Hello,
I'd like to build a water sensing Arduino. The ATMEGA328P-PU would be sleeping to conserve battery, and wakes up when the probes detect water. To further conserve energy, no current should flow from 3.3V to GND when the probes are not in water. Also, that's another constraint - I only have 3.3V power.
I found this diagram online:
His recommended parts list:
I would take out the LED and the top resistor. Can I replace the BC548 transistor with a 2N3904? Will it work with only 3.3V?
I'm not sure where to land the ATMEGA's interrupt wire on the circuit - should it go below the transistor? So I would see 3.3V when the transistor switches?...not sure.
Yes, a 2N3904 will work. You will need a single resistor in place of the 220 ohm/LED combination, and any value about 10K ohms or greater should be fine. The output is at the collector of the transistor and will be high if no water, low if water is present.
Edit: the function of the circuit depends on there being dissolved salts in the water. Very pure water, including rain water, is a poor conductor.
Oh, I see. A resistor on collector (above the transistor) to drop most of the voltage. And you land the Arduino interrupt wire below the resistor but above the transistor. When current flows, the part of the wire below the resistor sees almost ground voltage.
A potential concern is that your reference electrode is connected to the supply voltage. It would be better if it was grounded - and the circuit tuned "upside down" by using PNP transistors instead.
This has been discussed in another thread recently in regard to electrolytic effects "poisoning" the electrodes if you permit the current to flow continuously. The advice there is to make infrequent checks and disable the resistors which connect to the electrodes at all other times.
In your case, it may be the best (for many reasons) to have your Arduino sleep and wake only at the intervals you determine appropriate to make the measurements. Now if you are going to use LEDs as indicators, they can be controlled by outputs on the Arduino but of course, whilever the LEDs are lit, they are going to be consuming power.

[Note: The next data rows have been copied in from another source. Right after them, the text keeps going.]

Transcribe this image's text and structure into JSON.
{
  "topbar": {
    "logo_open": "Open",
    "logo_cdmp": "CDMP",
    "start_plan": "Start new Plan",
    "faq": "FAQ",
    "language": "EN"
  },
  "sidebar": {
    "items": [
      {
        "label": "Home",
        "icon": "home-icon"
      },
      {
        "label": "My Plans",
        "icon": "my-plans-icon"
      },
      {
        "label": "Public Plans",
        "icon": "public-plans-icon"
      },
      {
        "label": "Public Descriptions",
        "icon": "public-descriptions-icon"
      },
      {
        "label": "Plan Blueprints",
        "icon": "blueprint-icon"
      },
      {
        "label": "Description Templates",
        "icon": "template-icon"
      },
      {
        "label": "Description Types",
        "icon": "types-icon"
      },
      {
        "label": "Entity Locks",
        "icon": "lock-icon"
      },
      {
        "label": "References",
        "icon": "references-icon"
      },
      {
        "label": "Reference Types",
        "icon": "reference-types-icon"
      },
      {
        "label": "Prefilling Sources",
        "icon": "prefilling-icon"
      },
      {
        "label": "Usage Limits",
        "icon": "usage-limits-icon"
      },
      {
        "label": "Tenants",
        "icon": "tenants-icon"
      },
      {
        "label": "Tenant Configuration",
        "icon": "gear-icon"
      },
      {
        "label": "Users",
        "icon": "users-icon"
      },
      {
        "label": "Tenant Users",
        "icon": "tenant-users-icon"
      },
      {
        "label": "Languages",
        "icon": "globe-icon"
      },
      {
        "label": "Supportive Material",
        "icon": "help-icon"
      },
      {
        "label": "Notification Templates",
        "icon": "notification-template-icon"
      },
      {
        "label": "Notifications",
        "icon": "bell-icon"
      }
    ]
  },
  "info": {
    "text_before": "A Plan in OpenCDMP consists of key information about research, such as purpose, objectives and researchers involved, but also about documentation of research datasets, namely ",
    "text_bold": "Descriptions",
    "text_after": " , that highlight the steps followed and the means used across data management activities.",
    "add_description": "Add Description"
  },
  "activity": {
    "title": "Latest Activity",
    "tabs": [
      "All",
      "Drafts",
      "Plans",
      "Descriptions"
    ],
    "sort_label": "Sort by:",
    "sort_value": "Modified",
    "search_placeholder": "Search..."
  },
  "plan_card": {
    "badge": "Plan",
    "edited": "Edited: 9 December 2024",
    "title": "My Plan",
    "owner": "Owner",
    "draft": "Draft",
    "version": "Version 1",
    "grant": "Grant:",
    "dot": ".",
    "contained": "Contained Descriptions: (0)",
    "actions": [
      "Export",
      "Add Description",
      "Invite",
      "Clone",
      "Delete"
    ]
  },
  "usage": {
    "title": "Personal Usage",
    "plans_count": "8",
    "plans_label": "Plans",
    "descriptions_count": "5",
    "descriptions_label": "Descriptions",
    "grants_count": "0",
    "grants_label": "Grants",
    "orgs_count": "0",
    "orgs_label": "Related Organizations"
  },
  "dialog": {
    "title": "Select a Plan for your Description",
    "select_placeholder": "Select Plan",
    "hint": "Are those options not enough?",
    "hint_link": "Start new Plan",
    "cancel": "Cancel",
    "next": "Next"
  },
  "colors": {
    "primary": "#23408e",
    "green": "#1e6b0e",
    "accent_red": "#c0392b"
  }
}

This water sensor is really only going to be in water if the house if flooded. I'm hoping that's not very frequent...if it happens, I got problems!
If I'm reading the additional information right, I shouldn't have to worry about the poisoning of the electrodes right? They'll be dry (I hope) most of the time. My Arduino might get flooded, in which case I'll have to replace it anyways.
jremington:
Yes, a 2N3904 will work. You will need a single resistor in place of the 220 ohm/LED combination, and any value about 10K ohms or greater should be fine. The output is at the collector of the transistor and will be high if no water, low if water is present.
Edit: the function of the circuit depends on there being dissolved salts in the water. Very pure water, including rain water, is a poor conductor.
I've been trying this. Is the gate resistor (the 220k) value important? If I change the collector side resistor to 10k, do I have to change the 220k resistor? I wonder if that's a typo, if it's not 220 ohms instead? I kind of remember the current from gate to emitter controls collector-emitter current, right?
My experimenting has been inconsistent. Sometimes I get 0V when conducting (no water, the two wires directly touching), sometimes I don't.
EricExperiment:
I've been trying this. Is the gate resistor (the 220k) value important? If I change the collector side resistor to 10k, do I have to change the 220k resistor?
Actually, it is the other way around! The 220k resistor was far too high to allow a BC548 or 2N3904 to conduct much current to light a LED with the 220 ohm series resistor (it would be the transistor limiting the LED current, not the 220 ohm resistor) but would be just fine with a 10k collector resistor requiring a gain of only 22 to fully switch on the transistor.
jremington:
Yes, a 2N3904 will work. You will need a single resistor in place of the 220 ohm/LED combination, and any value about 10K ohms or greater should be fine. The output is at the collector of the transistor and will be high if no water, low if water is present.
Edit: the function of the circuit depends on there being dissolved salts in the water. Very pure water, including rain water, is a poor conductor.
Poorer, but adequate for a few microamps. De-ionized water is never found in the
environment, only in bottles of de-ionized water in practice!
Paul__B:
Actually, it is the other way around! The 220k resistor was far too high to allow a BC548 or 2N3904 to conduct much current to light a LED with the 220 ohm series resistor (it would be the transistor limiting the LED current, not the 220 ohm resistor) but would be just fine with a 10k collector resistor requiring a gain of only 22 to fully switch on the transistor.
Humm...I tried it again, it works great now. Tried with tap water and works like it should.